- The Washington Times - Monday, September 17, 2001

Ralph Friedgen knew things were not back to normal when he took a break from game planning to go out for a meal.
"I went out to dinner with my wife [Saturday] night in D.C.," the Maryland football coach said. "We were the only two people in the restaurant. I guess people were afraid to go down there. That's a little eerie."
Similar to everywhere else, things have been bizarre for the Terrapins since Tuesday's tragic events. Several players, for example, waited anxiously to hear about relatives who worked in either the World Trade Center or the Pentagon during the plane crashes. Fortunately, none of those relatives was injured. On a comparatively trivial scale, the Terps' home game with West Virginia scheduled for Saturday was postponed until Sept. 29. All Division I football games were scrapped in light of the horrific week.
The team returns to practice tonight in preparation for Saturday's game at Wake Forest. Maryland was off to a spectacular start this season with a 2-0 record while outscoring opponents 73-10 before the sobering dose of reality did what no opponent could stop it cold.
"I gave the kids off Friday and Saturday so they could be home with their parents," said Friedgen, who learned of the cancellation late Wednesday afternoon. "I think they were disappointed they didn't play. It's hard to prepare as hard as they did all week and then at the last minute tell them, 'Look fellas, we're not playing.' When I look back at it, it was probably the right decision. The more things go on, the way I see it, the more incredible it is. And I don't see it going away any time soon."
Friedgen is not sure how the team will react coming off such an emotional weekend but suspects the overall character he's seen to this point will keep the group moving in a positive direction. The Terps went through a 1?-hour practice on Thursday knowing they had no game that weekend. Maryland faces a rejuvenated group in its first road game of the season when it visits the Demon Deacons, who also are 2-0, including an upset of East Carolina.

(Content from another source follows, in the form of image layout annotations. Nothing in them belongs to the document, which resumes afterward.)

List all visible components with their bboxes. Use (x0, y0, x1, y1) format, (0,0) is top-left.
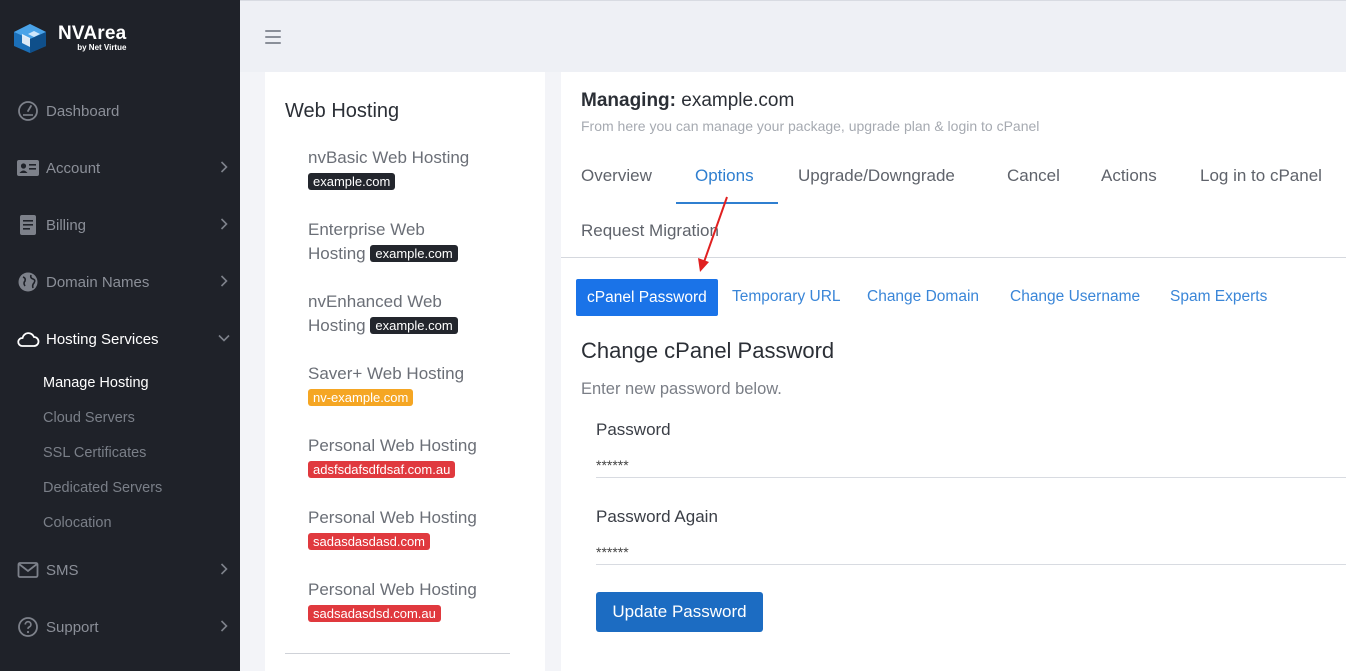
subtab-temporary-url[interactable]: Temporary URL (732, 288, 841, 306)
sidebar-item-label: Account (46, 159, 101, 177)
hosting-service-item[interactable]: Personal Web Hosting sadasdasdasd.com (308, 506, 508, 554)
chevron-right-icon (220, 218, 228, 230)
hosting-service-item[interactable]: nvEnhanced Web Hosting example.com (308, 290, 478, 338)
active-tab-indicator (676, 202, 778, 204)
sidebar-item-label: Support (46, 618, 99, 636)
sidebar-subitem-cloud-servers[interactable]: Cloud Servers (43, 410, 135, 426)
tab-request-migration[interactable]: Request Migration (581, 221, 719, 241)
hosting-list-card: Web Hosting nvBasic Web Hosting example.… (265, 72, 545, 671)
sidebar-item-billing[interactable]: Billing (0, 205, 240, 245)
domain-badge: nv-example.com (308, 389, 414, 406)
section-subtitle: Enter new password below. (581, 380, 782, 398)
domain-badge: adsfsdafsdfdsaf.com.au (308, 461, 456, 478)
sidebar-item-label: Billing (46, 216, 87, 234)
page-subtitle: From here you can manage your package, u… (581, 118, 1040, 134)
subtab-cpanel-password[interactable]: cPanel Password (576, 279, 718, 316)
sidebar-item-sms[interactable]: SMS (0, 550, 240, 590)
top-bar (240, 0, 1346, 72)
hosting-service-item[interactable]: Personal Web Hosting sadsadasdsd.com.au (308, 578, 508, 626)
chevron-right-icon (220, 161, 228, 173)
hosting-service-item[interactable]: Enterprise Web Hosting example.com (308, 218, 478, 266)
managing-domain: example.com (681, 90, 795, 111)
page-title: Managing: example.com (581, 90, 794, 112)
sidebar-item-hosting-services[interactable]: Hosting Services (0, 319, 240, 359)
sidebar-subitem-dedicated-servers[interactable]: Dedicated Servers (43, 480, 162, 496)
divider (285, 653, 510, 654)
managing-label: Managing: (581, 90, 676, 111)
tab-options[interactable]: Options (695, 166, 754, 186)
subtab-change-username[interactable]: Change Username (1010, 288, 1140, 306)
service-name: Personal Web Hosting (308, 436, 477, 455)
sidebar-item-domain-names[interactable]: Domain Names (0, 262, 240, 302)
globe-icon (16, 270, 40, 294)
tab-cancel[interactable]: Cancel (1007, 166, 1060, 186)
sidebar-subitem-colocation[interactable]: Colocation (43, 515, 112, 531)
hosting-service-item[interactable]: Personal Web Hosting adsfsdafsdfdsaf.com… (308, 434, 508, 482)
sidebar-subitem-manage-hosting[interactable]: Manage Hosting (43, 375, 149, 391)
subtab-change-domain[interactable]: Change Domain (867, 288, 979, 306)
help-icon (16, 615, 40, 639)
update-password-button[interactable]: Update Password (596, 592, 763, 632)
chevron-right-icon (220, 620, 228, 632)
tab-log-in-to-cpanel[interactable]: Log in to cPanel (1200, 166, 1322, 186)
password-label: Password (596, 420, 671, 439)
password-field[interactable] (596, 450, 1346, 478)
brand-sub: by Net Virtue (77, 43, 127, 52)
domain-badge: example.com (370, 245, 458, 262)
sidebar-item-label: SMS (46, 561, 79, 579)
chevron-right-icon (220, 275, 228, 287)
chevron-down-icon (218, 334, 230, 342)
subtab-spam-experts[interactable]: Spam Experts (1170, 288, 1267, 306)
tab-actions[interactable]: Actions (1101, 166, 1157, 186)
logo-cube-icon (14, 24, 46, 53)
brand-logo[interactable]: NVArea by Net Virtue (10, 22, 126, 54)
manage-panel: Managing: example.com From here you can … (561, 72, 1346, 671)
id-card-icon (16, 156, 40, 180)
cloud-icon (16, 327, 40, 351)
tab-upgrade-downgrade[interactable]: Upgrade/Downgrade (798, 166, 955, 186)
hosting-service-item[interactable]: nvBasic Web Hosting example.com (308, 146, 508, 194)
speedometer-icon (16, 99, 40, 123)
sidebar-item-dashboard[interactable]: Dashboard (0, 91, 240, 131)
hosting-list-title: Web Hosting (285, 100, 400, 122)
password-again-label: Password Again (596, 507, 718, 526)
domain-badge: sadasdasdasd.com (308, 533, 431, 550)
sidebar-item-label: Hosting Services (46, 330, 159, 348)
section-title: Change cPanel Password (581, 338, 835, 363)
divider (561, 257, 1346, 258)
invoice-icon (16, 213, 40, 237)
domain-badge: example.com (308, 173, 396, 190)
tab-overview[interactable]: Overview (581, 166, 652, 186)
sidebar-item-support[interactable]: Support (0, 607, 240, 647)
domain-badge: sadsadasdsd.com.au (308, 605, 441, 622)
chevron-right-icon (220, 563, 228, 575)
sidebar-subitem-ssl-certificates[interactable]: SSL Certificates (43, 445, 146, 461)
brand-name: NVArea (58, 23, 127, 44)
sidebar-item-account[interactable]: Account (0, 148, 240, 188)
hosting-service-item[interactable]: Saver+ Web Hosting nv-example.com (308, 362, 508, 410)
sidebar-item-label: Dashboard (46, 102, 120, 120)
service-name: Personal Web Hosting (308, 508, 477, 527)
service-name: Personal Web Hosting (308, 580, 477, 599)
sidebar: NVArea by Net Virtue Dashboard Account B… (0, 0, 240, 671)
domain-badge: example.com (370, 317, 458, 334)
service-name: nvBasic Web Hosting (308, 148, 470, 167)
password-again-field[interactable] (596, 537, 1346, 565)
envelope-icon (16, 558, 40, 582)
sidebar-item-label: Domain Names (46, 273, 150, 291)
hamburger-menu-icon[interactable] (265, 30, 281, 44)
service-name: Saver+ Web Hosting (308, 364, 465, 383)
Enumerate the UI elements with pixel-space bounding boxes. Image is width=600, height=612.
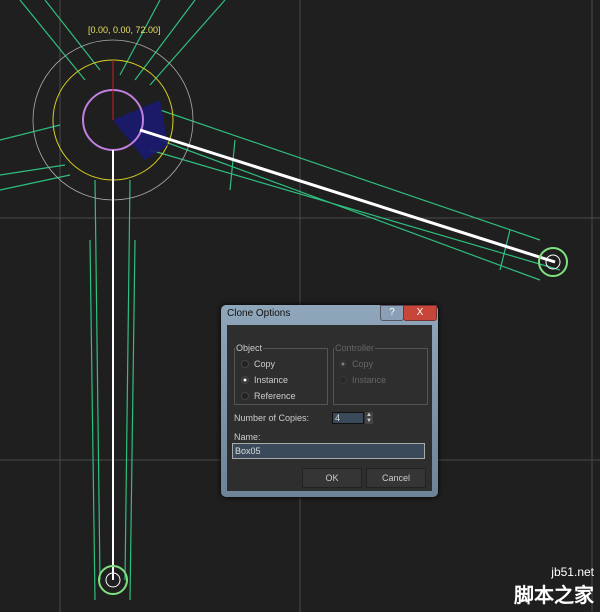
- copies-spinner[interactable]: ▲ ▼: [365, 412, 373, 424]
- help-button[interactable]: ?: [380, 305, 404, 321]
- radio-instance[interactable]: Instance: [241, 375, 288, 385]
- close-button[interactable]: X: [403, 305, 437, 321]
- watermark-brand: 脚本之家: [514, 585, 594, 607]
- watermark: jb51.net 脚本之家: [514, 565, 594, 608]
- dialog-title: Clone Options: [227, 308, 291, 319]
- copies-input[interactable]: 4: [332, 412, 364, 424]
- cancel-button[interactable]: Cancel: [366, 468, 426, 488]
- radio-copy[interactable]: Copy: [241, 359, 275, 369]
- watermark-site: jb51.net: [551, 565, 594, 579]
- controller-group: Controller: [333, 343, 428, 405]
- name-label: Name:: [234, 432, 261, 442]
- clone-options-dialog: Clone Options ? X Object Copy Instance R…: [221, 305, 438, 497]
- controller-group-label: Controller: [335, 343, 375, 353]
- copies-label: Number of Copies:: [234, 413, 310, 423]
- ok-button[interactable]: OK: [302, 468, 362, 488]
- object-group-label: Object: [236, 343, 263, 353]
- controller-radio-copy: Copy: [339, 359, 373, 369]
- name-input[interactable]: Box05: [232, 443, 425, 459]
- radio-reference[interactable]: Reference: [241, 391, 296, 401]
- spider-arms-wireframe: [0, 0, 561, 601]
- controller-radio-instance: Instance: [339, 375, 386, 385]
- coordinate-readout: [0.00, 0.00, 72.00]: [88, 25, 161, 35]
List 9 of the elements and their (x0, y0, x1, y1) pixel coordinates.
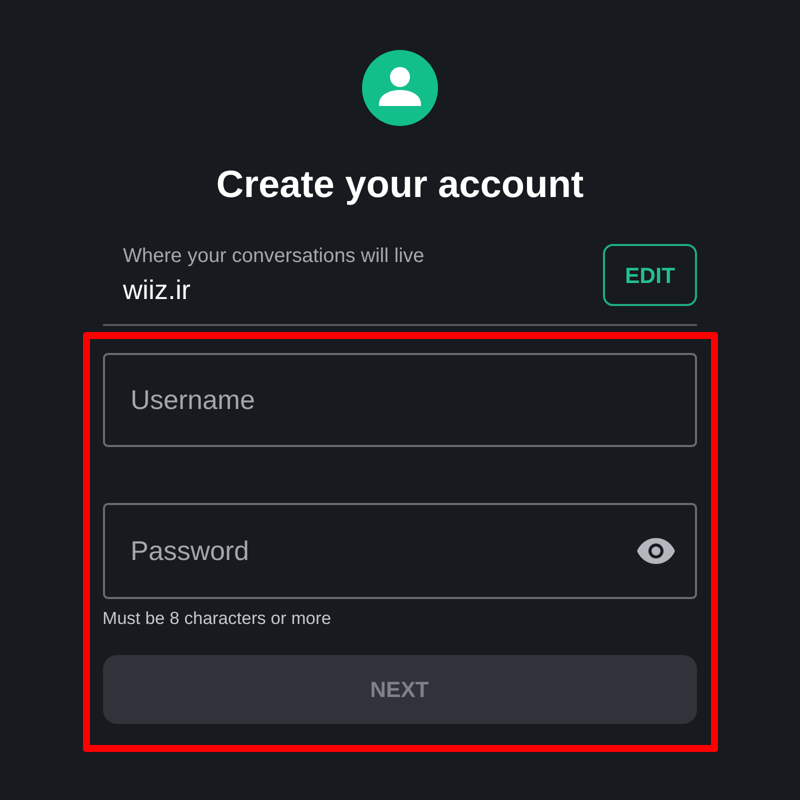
eye-icon[interactable] (636, 538, 674, 564)
server-label: Where your conversations will live (123, 244, 424, 268)
username-field[interactable]: Username (102, 353, 696, 447)
helper-text: Must be 8 characters or more (102, 608, 332, 629)
avatar-icon (362, 50, 438, 126)
server-name: wiiz.ir (123, 274, 192, 306)
password-field[interactable]: Password (102, 503, 696, 599)
edit-button[interactable]: EDIT (603, 244, 697, 306)
page-title: Create your account (216, 163, 584, 208)
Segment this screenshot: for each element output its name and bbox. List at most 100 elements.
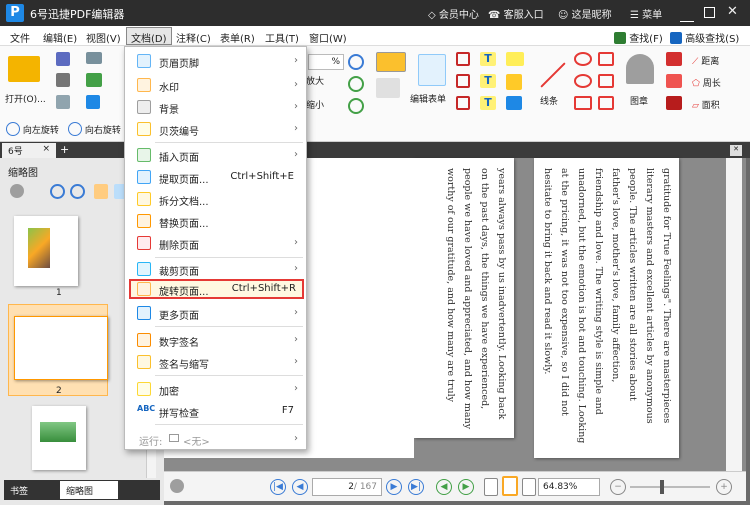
field-icon[interactable] bbox=[456, 74, 470, 88]
pencil-icon[interactable] bbox=[598, 96, 614, 110]
facing-page-icon[interactable] bbox=[522, 478, 536, 496]
sticky-note-icon[interactable] bbox=[506, 52, 524, 66]
zoom-level-select[interactable]: 64.83% bbox=[538, 478, 600, 496]
email-icon[interactable] bbox=[86, 52, 102, 64]
sound-icon[interactable] bbox=[506, 96, 522, 110]
menu-form[interactable]: 表单(R) bbox=[220, 30, 255, 45]
settings-gear-icon[interactable] bbox=[170, 479, 184, 493]
edit-content-icon[interactable] bbox=[376, 78, 400, 98]
underline-icon[interactable] bbox=[666, 96, 682, 110]
attachment-icon[interactable] bbox=[506, 74, 522, 90]
zoom-slider-handle[interactable] bbox=[660, 480, 664, 494]
zoom-slider[interactable] bbox=[630, 486, 710, 488]
stamp-label[interactable]: 图章 bbox=[630, 94, 648, 107]
menu-item-extract-page[interactable]: 提取页面... Ctrl+Shift+E bbox=[125, 167, 306, 187]
print-icon[interactable] bbox=[56, 73, 70, 87]
prev-page-button[interactable]: ◀ bbox=[292, 479, 308, 495]
close-icon[interactable]: ✕ bbox=[727, 4, 738, 19]
open-button-label[interactable]: 打开(O)... bbox=[5, 92, 46, 105]
tab-close-icon[interactable]: × bbox=[42, 144, 50, 154]
eraser-icon[interactable] bbox=[666, 74, 682, 88]
thumb-zoom-in-icon[interactable] bbox=[50, 184, 65, 199]
advanced-find-button[interactable]: 高级查找(S) bbox=[670, 30, 739, 45]
member-center-button[interactable]: ◇ 会员中心 bbox=[428, 6, 479, 21]
menu-item-watermark[interactable]: 水印 › bbox=[125, 75, 306, 95]
last-page-button[interactable]: ▶| bbox=[408, 479, 424, 495]
zoom-in-icon[interactable] bbox=[348, 54, 364, 70]
page-setup-icon[interactable] bbox=[56, 95, 70, 109]
line-tool-label[interactable]: 线条 bbox=[540, 94, 558, 107]
distance-tool[interactable]: ⟋ 距离 bbox=[692, 54, 719, 67]
menu-item-background[interactable]: 背景 › bbox=[125, 97, 306, 117]
customer-service-button[interactable]: ☎ 客服入口 bbox=[488, 6, 544, 21]
zoom-select[interactable]: % bbox=[308, 54, 344, 70]
highlight-icon[interactable] bbox=[666, 52, 682, 66]
edit-form-label[interactable]: 编辑表单 bbox=[410, 92, 446, 105]
menu-file[interactable]: 文件 bbox=[10, 30, 30, 45]
open-folder-icon[interactable] bbox=[8, 56, 40, 82]
zoom-in-button[interactable]: 放大 bbox=[306, 74, 324, 87]
checkbox-field-icon[interactable] bbox=[456, 96, 470, 110]
ellipse-icon[interactable] bbox=[574, 52, 592, 66]
app-menu-button[interactable]: ☰ 菜单 bbox=[630, 6, 662, 21]
menu-tools[interactable]: 工具(T) bbox=[265, 30, 299, 45]
menu-item-spell-check[interactable]: ABC 拼写检查 F7 bbox=[125, 401, 306, 421]
menu-item-insert-page[interactable]: 插入页面 › bbox=[125, 145, 306, 165]
perimeter-tool[interactable]: ⬠ 周长 bbox=[692, 76, 721, 89]
menu-item-more-pages[interactable]: 更多页面 › bbox=[125, 303, 306, 323]
menu-view[interactable]: 视图(V) bbox=[86, 30, 121, 45]
thumb-page-icon[interactable] bbox=[94, 184, 108, 199]
textbox-icon[interactable] bbox=[456, 52, 470, 66]
maximize-icon[interactable] bbox=[704, 7, 715, 18]
thumbnail-page-3[interactable] bbox=[32, 406, 86, 470]
find-button[interactable]: 查找(F) bbox=[614, 30, 663, 45]
user-account-button[interactable]: ☺ 这是昵称 bbox=[558, 6, 612, 21]
menu-item-crop-page[interactable]: 裁剪页面 › bbox=[125, 259, 306, 279]
menu-item-rotate-page[interactable]: 旋转页面... Ctrl+Shift+R bbox=[129, 279, 304, 299]
image-icon[interactable] bbox=[86, 73, 102, 87]
menu-item-sign-initials[interactable]: 签名与缩写 › bbox=[125, 352, 306, 372]
page-number-input[interactable]: 2/ 167 bbox=[312, 478, 382, 496]
continuous-page-icon[interactable] bbox=[502, 476, 518, 496]
tab-document-6[interactable]: 6号 × bbox=[2, 143, 56, 158]
rotate-ccw-icon[interactable] bbox=[348, 76, 364, 92]
tab-bookmarks[interactable]: 书签 bbox=[10, 484, 28, 497]
menu-comment[interactable]: 注释(C) bbox=[176, 30, 211, 45]
single-page-icon[interactable] bbox=[484, 478, 498, 496]
first-page-button[interactable]: |◀ bbox=[270, 479, 286, 495]
area-tool[interactable]: ▱ 面积 bbox=[692, 98, 720, 111]
menu-item-encrypt[interactable]: 加密 › bbox=[125, 379, 306, 399]
close-panel-icon[interactable]: ✕ bbox=[730, 145, 742, 156]
circle-icon[interactable] bbox=[574, 74, 592, 88]
rotate-right-button[interactable]: 向右旋转 bbox=[68, 122, 121, 136]
select-text-icon[interactable] bbox=[376, 52, 406, 72]
new-tab-icon[interactable]: + bbox=[60, 143, 69, 156]
zoom-in-circle-icon[interactable]: + bbox=[716, 479, 732, 495]
vertical-scrollbar[interactable] bbox=[726, 158, 742, 471]
gear-icon[interactable] bbox=[10, 184, 24, 198]
export-icon[interactable] bbox=[86, 95, 100, 109]
menu-item-split-document[interactable]: 拆分文档... bbox=[125, 189, 306, 209]
next-page-button[interactable]: ▶ bbox=[386, 479, 402, 495]
menu-item-digital-signature[interactable]: 数字签名 › bbox=[125, 330, 306, 350]
line-tool-icon[interactable] bbox=[540, 62, 566, 88]
edit-form-icon[interactable] bbox=[418, 54, 446, 86]
menu-item-delete-page[interactable]: 删除页面 › bbox=[125, 233, 306, 253]
menu-window[interactable]: 窗口(W) bbox=[309, 30, 347, 45]
zoom-out-circle-icon[interactable]: − bbox=[610, 479, 626, 495]
back-button[interactable]: ◀ bbox=[436, 479, 452, 495]
thumbnail-page-1[interactable] bbox=[14, 216, 78, 286]
forward-button[interactable]: ▶ bbox=[458, 479, 474, 495]
thumb-zoom-out-icon[interactable] bbox=[70, 184, 85, 199]
tab-thumbnails[interactable]: 缩略图 bbox=[60, 481, 118, 499]
text-tool-icon[interactable]: T bbox=[480, 52, 496, 66]
rectangle-icon[interactable] bbox=[598, 74, 614, 88]
minimize-icon[interactable] bbox=[680, 12, 694, 22]
save-icon[interactable] bbox=[56, 52, 70, 66]
callout-tool-icon[interactable]: T bbox=[480, 96, 496, 110]
menu-document[interactable]: 文档(D) bbox=[126, 27, 172, 45]
cloud-icon[interactable] bbox=[574, 96, 592, 110]
zoom-out-button[interactable]: 缩小 bbox=[306, 98, 324, 111]
text-box-tool-icon[interactable]: T bbox=[480, 74, 496, 88]
polygon-icon[interactable] bbox=[598, 52, 614, 66]
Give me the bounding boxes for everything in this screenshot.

"Hopefully, we haven't lost any of the momentum we had, because I thought we had good momentum," Friedgen said. "I really do think when the kids practiced [last week], they forgot about it. I was surprised at how well they practiced. So I think there is a cathartic process going on there where their minds are off it for a while and they are concentrating on the task at hand."
Like most Americans, the coach had a trying week. One of his daughters flew home from England last Monday, but Friedgen was momentarily anxious because the busy coach was not aware of the exact day of her arrival until speaking with his wife after the terrorists' attacks. As soon as he heard of Tuesday's events, he called his wife to take his two youngest children out of school.
The Maryland coaching staff spent the weekend analyzing video and planning for Georgia Tech, who the Terps won't meet until Thursday, Oct. 11. The coaches had hoped to use their open week now filled by the rescheduled West Virginia game to do some advance scouting on the Yellow Jackets, who the Terps face only five days after Maryland's Oct. 6 game with Virginia. However, Friedgen admits it has been difficult to concentrate on football the last few days.
"We talk and say, 'We can't believe it's all happening,' " he said. "It's a tragedy and it's a crisis, and yet you have to do your job. It's a distraction for everybody."
A distraction the coach hopes can be put aside on the field this week and not get in the way of a promising season. Friedgen owns a master's degree in sports psychology but doesn't know how that will help his team mend in this unprecedented situation.
"Our kids have never experienced something like this," Friedgen said. "I don't know if the longer [the aftermath] goes on it gets worse or whatever. We'll have to see."
Note Saturday's Wake Forest-Maryland game will start at 3:30 p.m. and will not be televised. The rescheduled West Virginia-Maryland game will start at noon and also will not be on television.